Effect of hydrogen peroxide on persistent sodium current in guinea pig ventricular myocytes 1

Aim: To study the effect of hydrogen peroxide (H 2 O 2 ) on persistent sodium current ( I Na. P) in guinea pig ventricular myocytes. Methods: The whole‐cell, cell‐attached, and inside‐out patch‐clamp techniques were applied on isolated ventricular myocytes from guinea pig. Results: H 2 O 2 (0.1 mmol/L, 0.5 mmol/L and 1.0 mmol/L) increased the amplitude of whole‐cell I Na.P in a concentration‐dependent manner, and glutathione (GSH 1 mmol/L) reversed the increased I Na.P. H 2 O 2 (1 mmol/L) increased persistent sodium channel activity in cell‐attached and inside out patches. The mean open probability was increased from control values of 0.015±0.004 and 0.012±0.003 to 0.106±0.011 and 0.136±0.010, respectively ( P < 0.01 vs control).
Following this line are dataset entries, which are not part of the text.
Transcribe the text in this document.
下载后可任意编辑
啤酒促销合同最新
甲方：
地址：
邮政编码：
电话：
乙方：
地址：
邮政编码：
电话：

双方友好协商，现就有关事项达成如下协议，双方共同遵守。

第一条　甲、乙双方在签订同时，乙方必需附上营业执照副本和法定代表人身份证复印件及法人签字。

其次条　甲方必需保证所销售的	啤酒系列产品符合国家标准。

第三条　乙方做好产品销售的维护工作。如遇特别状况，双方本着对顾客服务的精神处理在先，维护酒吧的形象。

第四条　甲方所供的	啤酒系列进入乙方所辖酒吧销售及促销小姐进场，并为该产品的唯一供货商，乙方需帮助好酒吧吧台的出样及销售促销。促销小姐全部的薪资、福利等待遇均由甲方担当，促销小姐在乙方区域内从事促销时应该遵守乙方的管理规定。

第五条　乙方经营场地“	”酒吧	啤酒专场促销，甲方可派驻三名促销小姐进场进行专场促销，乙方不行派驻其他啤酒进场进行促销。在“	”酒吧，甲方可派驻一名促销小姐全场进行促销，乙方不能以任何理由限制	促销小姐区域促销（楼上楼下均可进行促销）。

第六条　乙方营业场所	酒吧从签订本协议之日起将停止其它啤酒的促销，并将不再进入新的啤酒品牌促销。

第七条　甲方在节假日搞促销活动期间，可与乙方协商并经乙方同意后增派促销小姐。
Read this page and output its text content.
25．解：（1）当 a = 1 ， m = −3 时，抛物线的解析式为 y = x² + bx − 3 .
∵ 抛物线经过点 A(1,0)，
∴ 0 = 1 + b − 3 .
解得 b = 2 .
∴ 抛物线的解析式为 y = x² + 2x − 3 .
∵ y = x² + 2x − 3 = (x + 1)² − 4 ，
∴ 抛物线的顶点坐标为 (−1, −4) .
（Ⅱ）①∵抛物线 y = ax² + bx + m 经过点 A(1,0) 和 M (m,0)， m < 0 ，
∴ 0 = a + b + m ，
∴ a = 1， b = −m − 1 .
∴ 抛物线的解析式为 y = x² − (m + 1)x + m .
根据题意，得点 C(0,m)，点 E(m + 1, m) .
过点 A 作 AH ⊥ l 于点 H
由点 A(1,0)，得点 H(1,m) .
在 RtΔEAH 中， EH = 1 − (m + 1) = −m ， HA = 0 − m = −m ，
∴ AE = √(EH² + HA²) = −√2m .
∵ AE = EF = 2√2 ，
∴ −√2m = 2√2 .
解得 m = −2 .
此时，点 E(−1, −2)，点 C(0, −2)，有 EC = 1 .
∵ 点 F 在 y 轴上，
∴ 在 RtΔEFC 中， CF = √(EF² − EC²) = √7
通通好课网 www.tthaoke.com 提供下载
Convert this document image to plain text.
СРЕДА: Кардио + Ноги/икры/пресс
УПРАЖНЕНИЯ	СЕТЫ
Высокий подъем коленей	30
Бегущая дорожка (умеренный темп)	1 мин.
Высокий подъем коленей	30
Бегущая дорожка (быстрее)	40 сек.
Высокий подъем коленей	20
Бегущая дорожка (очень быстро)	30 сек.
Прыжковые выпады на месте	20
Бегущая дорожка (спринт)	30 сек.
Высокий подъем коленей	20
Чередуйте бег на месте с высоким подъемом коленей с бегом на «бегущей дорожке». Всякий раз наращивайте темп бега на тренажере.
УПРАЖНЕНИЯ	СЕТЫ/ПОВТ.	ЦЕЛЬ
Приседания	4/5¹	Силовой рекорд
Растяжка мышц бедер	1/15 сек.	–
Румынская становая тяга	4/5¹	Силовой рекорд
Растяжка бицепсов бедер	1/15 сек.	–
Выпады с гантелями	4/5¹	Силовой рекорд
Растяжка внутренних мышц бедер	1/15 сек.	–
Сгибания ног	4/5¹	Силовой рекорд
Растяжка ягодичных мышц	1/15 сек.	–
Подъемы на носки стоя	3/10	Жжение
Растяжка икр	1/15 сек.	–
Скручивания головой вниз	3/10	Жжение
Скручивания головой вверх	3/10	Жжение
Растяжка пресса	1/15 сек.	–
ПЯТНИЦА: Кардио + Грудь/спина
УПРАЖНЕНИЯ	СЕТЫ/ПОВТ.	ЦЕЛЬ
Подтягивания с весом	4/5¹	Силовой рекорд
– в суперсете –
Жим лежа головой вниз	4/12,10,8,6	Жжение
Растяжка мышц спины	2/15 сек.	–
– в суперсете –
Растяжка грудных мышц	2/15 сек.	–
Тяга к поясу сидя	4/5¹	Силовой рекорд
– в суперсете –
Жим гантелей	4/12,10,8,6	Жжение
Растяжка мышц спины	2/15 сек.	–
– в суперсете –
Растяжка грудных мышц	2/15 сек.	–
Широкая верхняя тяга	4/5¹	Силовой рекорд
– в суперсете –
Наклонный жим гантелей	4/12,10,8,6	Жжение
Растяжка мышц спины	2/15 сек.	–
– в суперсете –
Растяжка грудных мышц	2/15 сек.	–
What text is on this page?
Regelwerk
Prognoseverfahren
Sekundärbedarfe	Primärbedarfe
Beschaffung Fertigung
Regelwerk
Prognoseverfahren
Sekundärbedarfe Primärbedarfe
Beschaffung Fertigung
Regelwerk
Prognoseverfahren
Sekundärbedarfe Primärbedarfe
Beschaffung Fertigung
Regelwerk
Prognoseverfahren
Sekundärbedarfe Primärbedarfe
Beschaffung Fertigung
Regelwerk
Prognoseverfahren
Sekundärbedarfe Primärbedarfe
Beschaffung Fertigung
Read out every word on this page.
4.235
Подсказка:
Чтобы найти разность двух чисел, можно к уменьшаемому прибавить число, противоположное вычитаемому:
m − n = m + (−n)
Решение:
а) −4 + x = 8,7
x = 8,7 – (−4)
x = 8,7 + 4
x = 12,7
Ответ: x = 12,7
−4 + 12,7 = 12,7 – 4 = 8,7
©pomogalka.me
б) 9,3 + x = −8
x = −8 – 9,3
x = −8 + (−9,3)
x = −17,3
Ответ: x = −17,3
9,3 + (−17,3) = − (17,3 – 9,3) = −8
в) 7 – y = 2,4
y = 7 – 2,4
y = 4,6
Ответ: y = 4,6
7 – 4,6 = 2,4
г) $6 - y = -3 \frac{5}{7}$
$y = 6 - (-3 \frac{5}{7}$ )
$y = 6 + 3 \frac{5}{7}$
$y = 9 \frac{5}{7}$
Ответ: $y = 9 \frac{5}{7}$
They were then decreased to 0.039±0.024 and 0.027±0.006, respectively, after the addition of 1 mmol/L GSH ( P < 0.01 vs H 2 O 2 ). The time when open probability began to increase and reached a maximum was shorter in inside out patches than that in cell‐attached patches (4.8±1.0 min vs 11.5±3.9 min, P < 0.01; 9.6±1.6 min vs 18.7±4.7 min, P < 0.01). Conclusion: H 2 O 2 increased the I Na.P of guinea pig ventricular myocytes in a concentration‐dependent manner, possibly by directly oxidating the cell membrane.